California's attorney general sued debt rating agency Standard & Poor's on Tuesday, claiming it inflated its ratings of certain investments, costing the state's public pension funds and other investors billions of dollars.
The suit - filed in San Francisco Superior Court - comes a day after the federal government filed a complaint against Standard & Poor's, accusing the company of fraud for giving high ratings to risky mortgage bonds that helped bring about the financial crisis.
It was the first enforcement action the federal government has taken against a major rating agency related to the financial crisis.
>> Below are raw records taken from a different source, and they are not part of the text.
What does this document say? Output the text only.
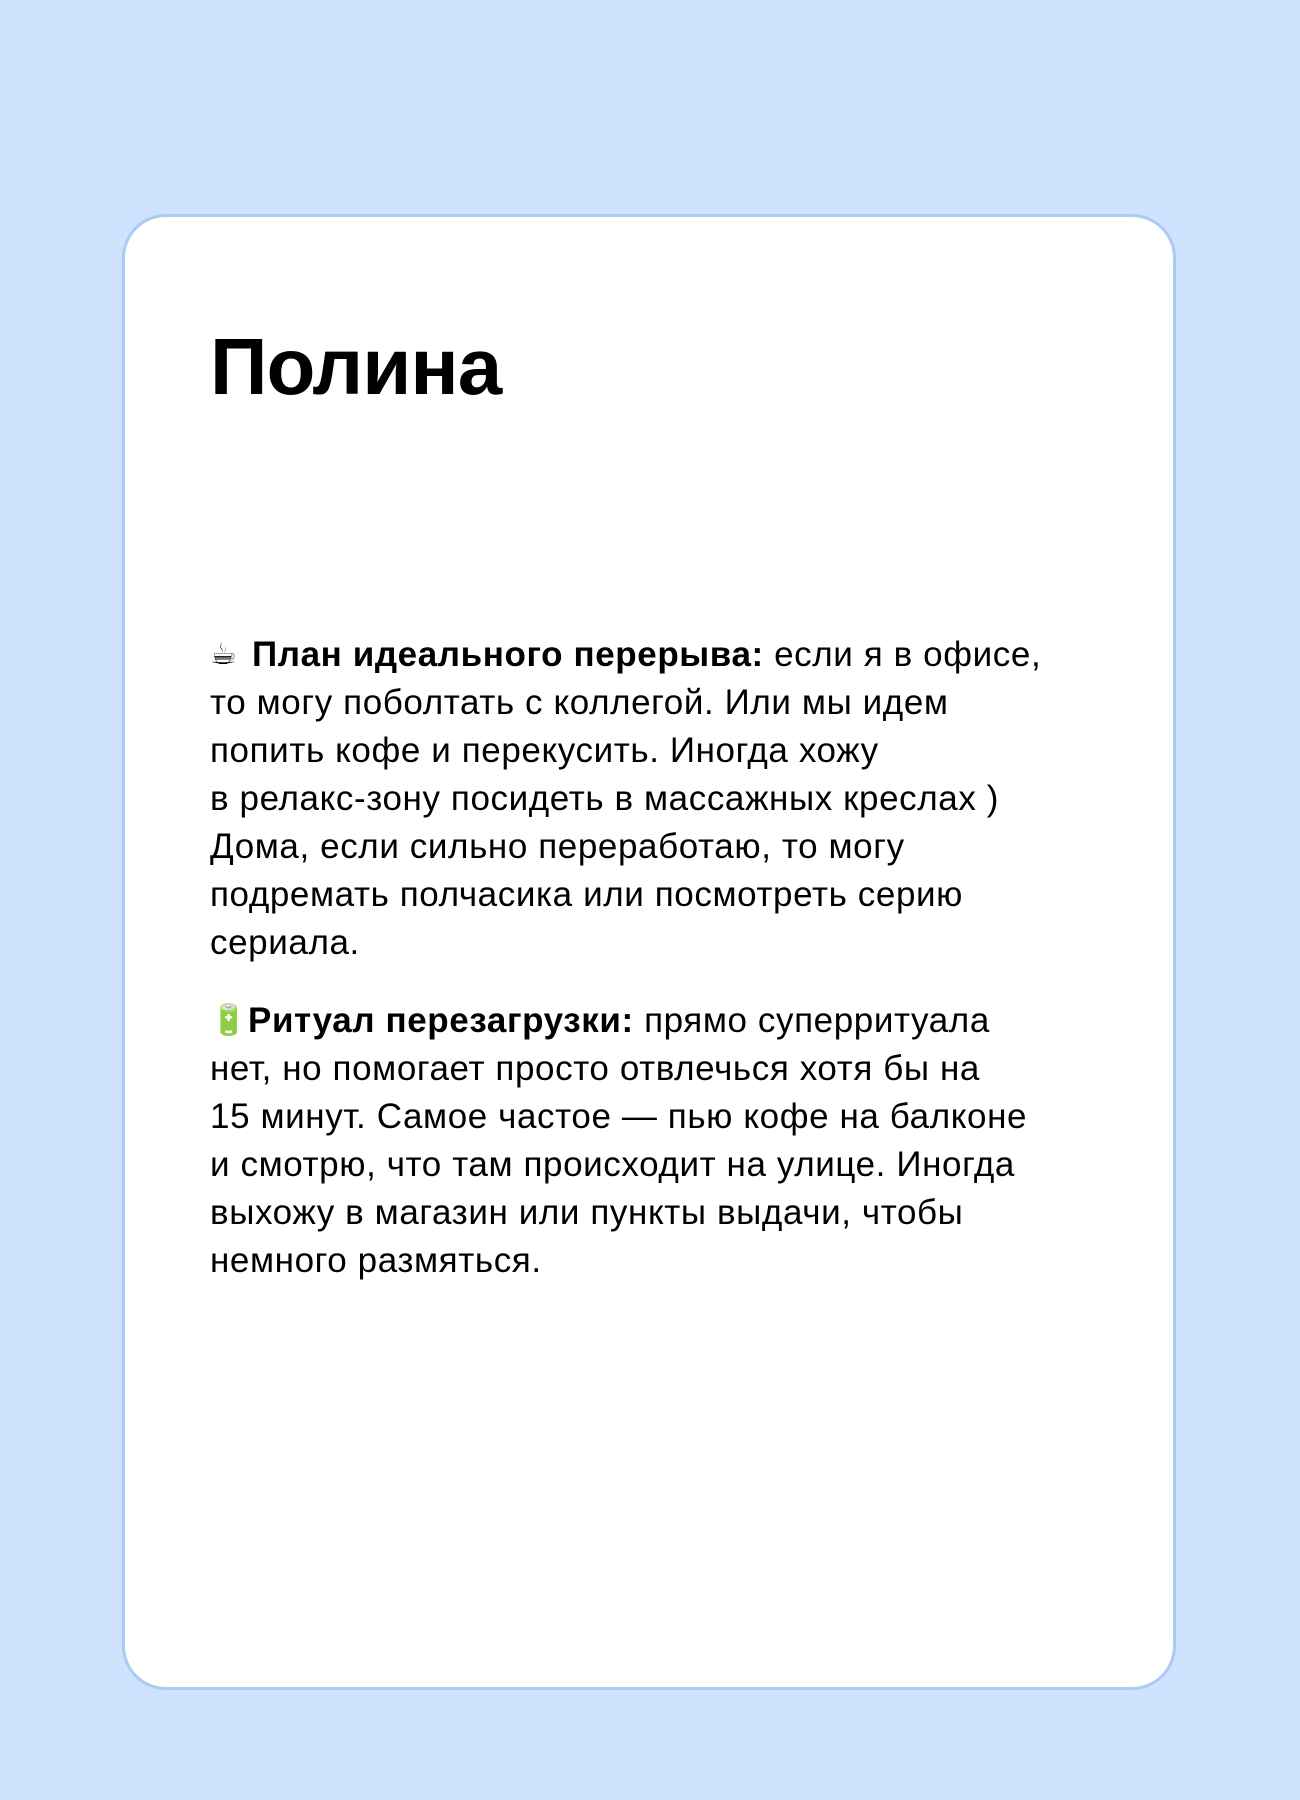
Полина

☕ План идеального перерыва: если я в офисе,
то могу поболтать с коллегой. Или мы идем
попить кофе и перекусить. Иногда хожу
в релакс-зону посидеть в массажных креслах )
Дома, если сильно переработаю, то могу
подремать полчасика или посмотреть серию
сериала.

🔋Ритуал перезагрузки: прямо суперритуала
нет, но помогает просто отвлечься хотя бы на
15 минут. Самое частое — пью кофе на балконе
и смотрю, что там происходит на улице. Иногда
выхожу в магазин или пункты выдачи, чтобы
немного размяться.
S&P, a unit of New York-based McGraw-Hill Cos., has denied wrongdoing in that case.
Attorney General Kamala Harris's complaint alleges that Standard and Poor's violated state laws by using a ratings process based on what senior executives described as "magic numbers" and "guesses." From 2004 to 2007, S&P systematically misrepresented to the public and the state's public pension funds that its ratings of structured finance securities were based on an independent, objective and reliable analysis, and not influenced by its economic interests, the complaint alleges.
"For years, S&P placed its priority on maintaining its market share, instead of the investors who trusted in its supposedly objective ratings," Harris said in a statement announcing the lawsuit. "When the housing bubble burst, S&P's house of cards collapsed and California paid the price - in billions."